I needed to delete all but 1 duplicate files from a bunch of experiments. I didn't care about file names. Here's the bash - it works.
#!/bin/bash
declare -a list=( `find ./DIRECTORY_CONTAINING_FILES f` );
declare -a sums;
cnt=${#list[@]}
echo "creating md5sum list"
for ((x = 0; x < $cnt -1; x++))
do
sums[$x]=`md5sum ${list[$x]} | cut -d ' ' -f 1`
#echo ${sums[$x]}
progress=$(echo "scale=2;($x/$cnt)*100" | bc)

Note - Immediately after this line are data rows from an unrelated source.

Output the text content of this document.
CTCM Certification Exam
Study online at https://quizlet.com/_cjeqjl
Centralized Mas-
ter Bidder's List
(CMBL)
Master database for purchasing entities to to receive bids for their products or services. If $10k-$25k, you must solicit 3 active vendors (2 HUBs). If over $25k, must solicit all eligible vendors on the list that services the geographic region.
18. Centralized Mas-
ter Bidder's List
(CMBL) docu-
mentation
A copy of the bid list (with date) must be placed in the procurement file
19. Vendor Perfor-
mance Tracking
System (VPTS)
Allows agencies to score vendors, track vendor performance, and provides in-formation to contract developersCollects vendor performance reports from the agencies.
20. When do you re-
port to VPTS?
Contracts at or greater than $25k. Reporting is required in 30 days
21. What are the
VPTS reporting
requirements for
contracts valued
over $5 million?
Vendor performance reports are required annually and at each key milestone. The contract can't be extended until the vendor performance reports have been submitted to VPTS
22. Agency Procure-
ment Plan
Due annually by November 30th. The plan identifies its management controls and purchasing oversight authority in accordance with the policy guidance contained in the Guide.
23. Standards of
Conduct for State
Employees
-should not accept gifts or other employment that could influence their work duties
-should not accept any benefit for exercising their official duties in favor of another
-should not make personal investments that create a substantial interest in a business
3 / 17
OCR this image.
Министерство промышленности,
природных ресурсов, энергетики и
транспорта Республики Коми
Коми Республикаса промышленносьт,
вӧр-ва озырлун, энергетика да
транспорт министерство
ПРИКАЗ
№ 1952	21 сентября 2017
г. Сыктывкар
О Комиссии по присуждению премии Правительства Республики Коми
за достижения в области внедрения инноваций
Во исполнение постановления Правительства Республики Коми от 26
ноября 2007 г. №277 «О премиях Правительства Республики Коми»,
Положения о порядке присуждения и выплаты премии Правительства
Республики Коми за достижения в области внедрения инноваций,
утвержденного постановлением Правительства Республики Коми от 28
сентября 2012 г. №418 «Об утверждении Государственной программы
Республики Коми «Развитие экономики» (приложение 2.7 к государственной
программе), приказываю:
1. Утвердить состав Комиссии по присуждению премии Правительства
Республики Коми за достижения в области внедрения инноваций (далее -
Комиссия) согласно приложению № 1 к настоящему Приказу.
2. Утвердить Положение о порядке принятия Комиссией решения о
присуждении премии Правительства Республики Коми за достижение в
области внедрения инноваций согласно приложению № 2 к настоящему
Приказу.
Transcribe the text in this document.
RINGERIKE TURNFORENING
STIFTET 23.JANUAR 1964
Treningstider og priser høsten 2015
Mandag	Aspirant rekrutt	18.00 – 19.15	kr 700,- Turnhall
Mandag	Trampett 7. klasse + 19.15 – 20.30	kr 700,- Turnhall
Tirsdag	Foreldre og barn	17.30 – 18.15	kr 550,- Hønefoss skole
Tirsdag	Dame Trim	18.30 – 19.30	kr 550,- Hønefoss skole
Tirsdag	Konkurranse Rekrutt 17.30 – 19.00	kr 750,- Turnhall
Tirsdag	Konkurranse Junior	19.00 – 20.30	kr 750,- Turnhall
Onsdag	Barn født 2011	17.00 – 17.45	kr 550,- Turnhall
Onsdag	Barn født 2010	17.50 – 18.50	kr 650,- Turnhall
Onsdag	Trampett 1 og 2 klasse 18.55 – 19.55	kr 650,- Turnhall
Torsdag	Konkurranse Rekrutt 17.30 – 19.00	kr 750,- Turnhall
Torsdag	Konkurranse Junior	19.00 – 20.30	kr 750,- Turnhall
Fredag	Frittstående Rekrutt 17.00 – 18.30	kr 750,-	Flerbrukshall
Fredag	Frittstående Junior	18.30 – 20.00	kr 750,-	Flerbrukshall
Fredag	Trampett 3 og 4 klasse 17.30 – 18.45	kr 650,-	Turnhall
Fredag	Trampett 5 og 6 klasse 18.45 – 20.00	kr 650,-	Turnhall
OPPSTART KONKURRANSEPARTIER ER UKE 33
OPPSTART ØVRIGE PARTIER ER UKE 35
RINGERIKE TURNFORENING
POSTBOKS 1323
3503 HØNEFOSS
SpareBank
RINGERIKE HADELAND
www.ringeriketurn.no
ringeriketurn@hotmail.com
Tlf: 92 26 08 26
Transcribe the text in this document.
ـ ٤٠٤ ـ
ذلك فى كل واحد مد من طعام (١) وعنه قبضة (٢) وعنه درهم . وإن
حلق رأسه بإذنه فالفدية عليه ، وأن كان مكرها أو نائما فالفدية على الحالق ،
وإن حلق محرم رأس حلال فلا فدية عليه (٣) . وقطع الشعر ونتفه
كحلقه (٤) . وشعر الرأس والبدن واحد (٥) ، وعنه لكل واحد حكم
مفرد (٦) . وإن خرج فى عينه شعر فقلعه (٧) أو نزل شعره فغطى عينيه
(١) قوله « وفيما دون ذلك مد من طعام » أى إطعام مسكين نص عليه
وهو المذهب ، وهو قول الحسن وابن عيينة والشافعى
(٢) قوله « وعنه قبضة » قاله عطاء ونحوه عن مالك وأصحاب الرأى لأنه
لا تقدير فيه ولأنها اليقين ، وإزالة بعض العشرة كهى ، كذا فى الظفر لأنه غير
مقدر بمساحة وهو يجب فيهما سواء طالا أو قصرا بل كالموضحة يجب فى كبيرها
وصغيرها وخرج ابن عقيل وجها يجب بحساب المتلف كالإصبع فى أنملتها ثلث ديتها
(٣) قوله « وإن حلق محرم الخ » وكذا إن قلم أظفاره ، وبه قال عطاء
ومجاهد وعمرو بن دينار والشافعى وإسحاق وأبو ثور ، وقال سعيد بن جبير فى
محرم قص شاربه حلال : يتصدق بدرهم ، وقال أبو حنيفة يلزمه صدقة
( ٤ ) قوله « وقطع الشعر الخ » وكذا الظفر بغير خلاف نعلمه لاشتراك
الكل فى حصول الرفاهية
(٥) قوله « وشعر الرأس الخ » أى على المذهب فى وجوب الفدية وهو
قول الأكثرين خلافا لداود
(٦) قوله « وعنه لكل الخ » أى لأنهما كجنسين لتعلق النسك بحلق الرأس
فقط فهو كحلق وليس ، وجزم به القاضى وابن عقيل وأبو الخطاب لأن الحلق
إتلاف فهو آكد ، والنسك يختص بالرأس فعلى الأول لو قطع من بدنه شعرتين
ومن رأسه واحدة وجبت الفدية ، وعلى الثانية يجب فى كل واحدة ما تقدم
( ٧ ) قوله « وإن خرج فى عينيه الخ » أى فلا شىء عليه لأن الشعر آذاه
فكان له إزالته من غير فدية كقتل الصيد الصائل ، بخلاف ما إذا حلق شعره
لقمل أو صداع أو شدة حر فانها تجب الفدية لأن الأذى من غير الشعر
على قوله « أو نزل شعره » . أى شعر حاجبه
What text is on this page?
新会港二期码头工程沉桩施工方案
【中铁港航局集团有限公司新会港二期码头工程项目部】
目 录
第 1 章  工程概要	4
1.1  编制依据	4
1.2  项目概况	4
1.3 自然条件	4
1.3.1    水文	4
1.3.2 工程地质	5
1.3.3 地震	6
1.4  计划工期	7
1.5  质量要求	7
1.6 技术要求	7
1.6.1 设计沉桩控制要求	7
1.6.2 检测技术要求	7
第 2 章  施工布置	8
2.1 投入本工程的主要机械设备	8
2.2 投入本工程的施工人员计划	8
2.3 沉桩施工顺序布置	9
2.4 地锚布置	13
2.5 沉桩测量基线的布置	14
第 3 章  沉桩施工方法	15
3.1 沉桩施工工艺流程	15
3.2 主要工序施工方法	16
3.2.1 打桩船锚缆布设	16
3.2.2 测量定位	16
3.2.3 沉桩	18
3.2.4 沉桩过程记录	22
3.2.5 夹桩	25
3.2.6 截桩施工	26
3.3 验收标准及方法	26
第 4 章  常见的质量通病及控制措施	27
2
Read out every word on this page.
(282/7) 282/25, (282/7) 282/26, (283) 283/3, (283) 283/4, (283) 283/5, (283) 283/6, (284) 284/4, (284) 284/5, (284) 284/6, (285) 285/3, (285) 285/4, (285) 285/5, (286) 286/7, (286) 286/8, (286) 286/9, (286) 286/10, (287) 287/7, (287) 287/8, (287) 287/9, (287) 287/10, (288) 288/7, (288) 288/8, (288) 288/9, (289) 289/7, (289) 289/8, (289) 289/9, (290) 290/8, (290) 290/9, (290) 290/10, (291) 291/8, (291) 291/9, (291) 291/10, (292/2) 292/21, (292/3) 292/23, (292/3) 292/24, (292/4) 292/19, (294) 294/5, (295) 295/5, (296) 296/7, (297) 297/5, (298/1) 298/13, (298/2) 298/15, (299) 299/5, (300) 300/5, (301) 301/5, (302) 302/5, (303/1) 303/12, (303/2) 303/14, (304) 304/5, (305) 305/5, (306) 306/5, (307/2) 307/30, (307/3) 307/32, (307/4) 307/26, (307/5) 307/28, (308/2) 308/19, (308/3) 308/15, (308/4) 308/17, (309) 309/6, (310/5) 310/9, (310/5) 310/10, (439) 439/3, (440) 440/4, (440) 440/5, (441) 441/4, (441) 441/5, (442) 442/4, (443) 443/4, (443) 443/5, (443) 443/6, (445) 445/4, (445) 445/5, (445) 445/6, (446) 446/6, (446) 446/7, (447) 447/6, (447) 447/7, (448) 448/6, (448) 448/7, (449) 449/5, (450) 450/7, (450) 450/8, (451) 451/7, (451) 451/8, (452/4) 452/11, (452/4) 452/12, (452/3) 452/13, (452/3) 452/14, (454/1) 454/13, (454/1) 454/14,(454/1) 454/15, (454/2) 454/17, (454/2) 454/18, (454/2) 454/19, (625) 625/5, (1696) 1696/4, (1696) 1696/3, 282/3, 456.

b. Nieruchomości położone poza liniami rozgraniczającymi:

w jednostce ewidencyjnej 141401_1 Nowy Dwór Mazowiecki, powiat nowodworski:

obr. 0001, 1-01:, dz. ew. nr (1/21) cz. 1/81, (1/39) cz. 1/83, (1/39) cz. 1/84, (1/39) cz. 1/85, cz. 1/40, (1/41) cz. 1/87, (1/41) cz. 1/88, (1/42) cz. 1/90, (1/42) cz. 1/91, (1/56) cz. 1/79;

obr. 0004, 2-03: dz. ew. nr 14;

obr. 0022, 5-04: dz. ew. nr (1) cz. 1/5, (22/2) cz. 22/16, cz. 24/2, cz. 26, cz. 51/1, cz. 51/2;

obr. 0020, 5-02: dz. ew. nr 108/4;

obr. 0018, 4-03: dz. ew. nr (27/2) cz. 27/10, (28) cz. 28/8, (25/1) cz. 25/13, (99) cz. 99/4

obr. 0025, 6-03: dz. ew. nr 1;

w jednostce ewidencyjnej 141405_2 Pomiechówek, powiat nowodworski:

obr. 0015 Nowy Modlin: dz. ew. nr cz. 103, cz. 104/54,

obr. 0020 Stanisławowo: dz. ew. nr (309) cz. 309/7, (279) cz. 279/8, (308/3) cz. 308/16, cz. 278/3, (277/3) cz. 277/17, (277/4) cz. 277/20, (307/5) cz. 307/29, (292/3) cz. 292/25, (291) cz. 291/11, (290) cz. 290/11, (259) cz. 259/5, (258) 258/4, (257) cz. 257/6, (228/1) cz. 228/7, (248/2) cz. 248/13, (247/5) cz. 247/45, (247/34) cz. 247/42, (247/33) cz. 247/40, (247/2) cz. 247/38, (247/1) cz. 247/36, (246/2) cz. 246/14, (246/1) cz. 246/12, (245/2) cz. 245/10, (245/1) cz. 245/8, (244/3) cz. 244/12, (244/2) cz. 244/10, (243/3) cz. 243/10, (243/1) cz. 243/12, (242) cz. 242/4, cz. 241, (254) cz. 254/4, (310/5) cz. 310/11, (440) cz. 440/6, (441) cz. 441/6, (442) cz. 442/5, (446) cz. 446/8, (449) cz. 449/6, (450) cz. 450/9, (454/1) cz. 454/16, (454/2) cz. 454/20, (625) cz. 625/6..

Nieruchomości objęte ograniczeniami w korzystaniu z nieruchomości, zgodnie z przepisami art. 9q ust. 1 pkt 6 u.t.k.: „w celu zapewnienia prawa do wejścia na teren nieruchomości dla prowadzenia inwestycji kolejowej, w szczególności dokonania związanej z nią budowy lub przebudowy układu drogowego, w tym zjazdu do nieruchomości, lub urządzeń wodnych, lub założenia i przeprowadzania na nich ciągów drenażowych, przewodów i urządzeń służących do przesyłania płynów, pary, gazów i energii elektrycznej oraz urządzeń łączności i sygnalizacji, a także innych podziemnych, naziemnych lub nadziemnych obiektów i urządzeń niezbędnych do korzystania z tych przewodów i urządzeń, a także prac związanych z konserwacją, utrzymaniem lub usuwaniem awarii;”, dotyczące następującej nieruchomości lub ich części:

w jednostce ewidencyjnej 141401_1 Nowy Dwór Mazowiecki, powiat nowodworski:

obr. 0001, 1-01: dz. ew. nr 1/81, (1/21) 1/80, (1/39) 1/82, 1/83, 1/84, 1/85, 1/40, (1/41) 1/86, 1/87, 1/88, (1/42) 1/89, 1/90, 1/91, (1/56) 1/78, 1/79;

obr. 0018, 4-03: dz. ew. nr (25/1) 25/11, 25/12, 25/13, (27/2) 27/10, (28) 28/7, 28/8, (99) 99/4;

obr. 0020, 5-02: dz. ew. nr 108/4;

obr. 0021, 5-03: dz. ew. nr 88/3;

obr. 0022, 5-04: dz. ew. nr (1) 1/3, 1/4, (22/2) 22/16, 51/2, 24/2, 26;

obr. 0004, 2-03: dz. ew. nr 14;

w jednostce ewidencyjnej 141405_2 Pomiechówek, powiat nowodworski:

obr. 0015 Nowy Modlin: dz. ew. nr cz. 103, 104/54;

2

echo -ne "progress $progress %\r"
done
echo "doing compare"
for ((x = 0; x < $cnt -1; x++))
do
for ((y = x+1; y < $cnt; y++))
do
if [ "${sums[$x]}" == "${sums[$y]}" ];then
#echo ${sums[$x]} " - " ${sums[$y]}
if [ ${list[$x]} != ${list[$y]} ]; then
#remove '#' and combine next 2 lines to enable
echo "Delete file\n${list[$y]}\n${list[$x]}"
# && rm -f ${list[$y]}
fi
fi
done
done
If you didn't care about the filenames could you have just renamed all the files to their md5sum?
for f in *
do
mv $f $(md5sum $f|cut -f1 -d" ")
done
ha! Your bash is consistently better than moin. HOW DO YOU DO IT?!